INSIDE AFCON 2019: Etebo Reveals His Most Prefered Position on the Pitch

Despite being constantly deployed in the deep-lying midfield role for the Super Eagles, Stoke City midfielder Oghenekaro Etebo says his best position is just behind the striker as a number 10.

The Super Eagles have lacked a true successor to the legendary Austin “Jay Jay” Okocha with a coterie of players flattering to deceive in that role.

Eagles captain John Mikel Obi who had seemed destined for that role, metamorphosed into an outstanding holding midfielder stemming from his time at English club Chelsea and has often seemed an ill-fitting number 10 for the national team with his lack of pace and trickery.

Many fans view 23-year old Etebo as a more natural fit for the role and although, he has played for the most part in defensive midfield under Eagles coach Gernot Rohr, the former Warri Wolves attacking midfielder who is currently with the Super Eagles in Egypt for the 2019 Africa Cup of Nations says he’s naturally more suited to playing further upfield.

“My best position is number 10 because when I was growing, I started playing as a number 10, as a second striker,” Etebo told busybuddiesng.com in an exclusive interview at the Helnan Palestine Hotel base of the Super Eagles in Alexandria.

But as is wont in football, emergency situations arise and players are often drafted in as stop-gap measures only to find themselves permanently ensconced in those roles and for Etebo his dalliance with the deep-lying role started with him filling in for injured teammates whilst at Las Palmas in 2018 and carried over when he later moved to Stoke City last summer.

“I can recall vividly that it was when I went to Las Palmas because then we had two number 6s (defensive midfielders) and they were injured,” Etebo said, recalling his first time in the defensive midfield role.

“It was like two months and some weeks to the end of the season and they couldn’t play until the end of the season because the injury was really critical. So, I was the only option with them, so the gaffer said ‘OK, Etebo you need to play the number 6 position because we don’t have anyone’.

“So, I played almost like six games or so till the end of the season in that position. And so, when I went to Stoke it was the same although sometimes we did play under the gaffer (Gary Rowett) came, we played 4-3-3, sometimes we played two holding midfielders and then one in front or sometimes we played one and two in front but depending on the opponents and what strategy they are going to employ.”

It is a measure of Etebo’s talent that he has excelled in that role for club and country despite being of a more attacking bent. Indeed, the former CD Feirense playmaker was nominated for Stoke City’s Player of the Year in his first season with the Potteries for whom he played 34 times in the English Championship scoring twice and earning two man-of-the-match-awards.

And although he was beaten to the club’s best player award by goalkeeper Jack Butland, Etebo was voted South West Stokies Stoke City Player of the Year by fans of the club in the South West.
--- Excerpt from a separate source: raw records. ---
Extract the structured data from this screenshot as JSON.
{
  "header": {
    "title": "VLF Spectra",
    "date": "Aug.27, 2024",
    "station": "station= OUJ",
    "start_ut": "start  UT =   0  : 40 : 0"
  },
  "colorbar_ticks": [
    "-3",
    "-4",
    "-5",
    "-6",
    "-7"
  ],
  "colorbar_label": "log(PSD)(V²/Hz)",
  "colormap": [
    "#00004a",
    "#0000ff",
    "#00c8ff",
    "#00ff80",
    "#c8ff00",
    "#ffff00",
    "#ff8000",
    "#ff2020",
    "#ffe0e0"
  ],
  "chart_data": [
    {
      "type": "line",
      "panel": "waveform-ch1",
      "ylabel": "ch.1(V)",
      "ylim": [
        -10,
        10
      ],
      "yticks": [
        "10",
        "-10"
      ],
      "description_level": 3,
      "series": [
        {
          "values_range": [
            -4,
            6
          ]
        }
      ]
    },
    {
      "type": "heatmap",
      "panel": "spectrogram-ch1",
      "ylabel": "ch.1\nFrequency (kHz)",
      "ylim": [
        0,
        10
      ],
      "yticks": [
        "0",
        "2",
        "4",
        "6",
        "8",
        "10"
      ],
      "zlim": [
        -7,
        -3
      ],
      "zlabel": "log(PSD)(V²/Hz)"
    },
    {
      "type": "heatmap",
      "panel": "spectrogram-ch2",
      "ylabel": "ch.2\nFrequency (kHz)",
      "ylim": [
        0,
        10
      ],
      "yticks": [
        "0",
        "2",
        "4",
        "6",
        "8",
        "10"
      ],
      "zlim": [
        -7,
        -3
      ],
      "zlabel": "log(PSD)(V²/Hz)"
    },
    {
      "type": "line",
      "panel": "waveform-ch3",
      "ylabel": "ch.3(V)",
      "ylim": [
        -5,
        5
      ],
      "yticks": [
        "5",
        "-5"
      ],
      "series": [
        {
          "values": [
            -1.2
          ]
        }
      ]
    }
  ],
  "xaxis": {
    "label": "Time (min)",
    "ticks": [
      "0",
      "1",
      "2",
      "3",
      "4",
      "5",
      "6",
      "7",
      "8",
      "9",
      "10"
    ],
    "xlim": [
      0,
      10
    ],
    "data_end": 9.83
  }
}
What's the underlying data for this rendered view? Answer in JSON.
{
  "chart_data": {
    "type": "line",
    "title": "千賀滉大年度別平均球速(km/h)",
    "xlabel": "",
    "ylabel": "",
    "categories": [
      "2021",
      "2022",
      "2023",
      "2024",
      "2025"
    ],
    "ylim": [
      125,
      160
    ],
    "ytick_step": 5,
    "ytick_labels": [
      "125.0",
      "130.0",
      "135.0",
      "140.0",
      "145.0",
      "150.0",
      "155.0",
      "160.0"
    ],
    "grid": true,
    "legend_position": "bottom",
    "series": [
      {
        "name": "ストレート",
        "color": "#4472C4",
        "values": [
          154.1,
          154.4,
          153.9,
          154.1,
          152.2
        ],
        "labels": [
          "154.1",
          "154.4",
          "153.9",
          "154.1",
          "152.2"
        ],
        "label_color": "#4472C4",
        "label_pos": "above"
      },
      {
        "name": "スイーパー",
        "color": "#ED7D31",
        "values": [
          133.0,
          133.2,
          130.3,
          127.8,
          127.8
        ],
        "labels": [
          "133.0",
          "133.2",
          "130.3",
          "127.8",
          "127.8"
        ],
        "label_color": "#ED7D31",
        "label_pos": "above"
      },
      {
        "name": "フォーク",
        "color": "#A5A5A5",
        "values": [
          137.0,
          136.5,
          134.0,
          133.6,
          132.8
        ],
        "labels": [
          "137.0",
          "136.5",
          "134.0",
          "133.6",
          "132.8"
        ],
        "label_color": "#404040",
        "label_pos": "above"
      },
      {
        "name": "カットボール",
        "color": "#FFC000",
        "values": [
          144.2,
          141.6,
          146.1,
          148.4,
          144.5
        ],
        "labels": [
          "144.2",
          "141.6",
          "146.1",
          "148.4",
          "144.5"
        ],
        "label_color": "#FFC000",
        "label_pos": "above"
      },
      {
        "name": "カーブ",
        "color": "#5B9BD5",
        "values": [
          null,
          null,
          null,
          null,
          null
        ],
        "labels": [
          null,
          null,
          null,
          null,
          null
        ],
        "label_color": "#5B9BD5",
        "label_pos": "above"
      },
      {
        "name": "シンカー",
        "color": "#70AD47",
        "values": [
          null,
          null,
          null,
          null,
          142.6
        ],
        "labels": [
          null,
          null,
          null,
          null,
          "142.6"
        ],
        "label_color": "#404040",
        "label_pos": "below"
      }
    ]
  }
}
Every player would love to play in their favourite position and Etebo who has scored twice in twenty-six games for the national team is certainly no different.

However, the player who played in every game for the Super Eagles in the AFCON qualifiers and has started every game at the tournament proper in Egypt, believes the team must always come first and says he would play in any position to help his team win.

“Naturally I’m a number 10 and a second striker, that’s my position but one thing I believe in is even if the coach is going to say to me that you need to play as a holding midfielder, you need to play from right midfield or left midfield, the most important is that we should always stay as a team because we are going to achieve one goal, which is to win.

“We need to win, so, even if I’m going to play in front or I’m going to play defensively, the truth is that as a team we need to get that point which is vital for the team and for the nation.”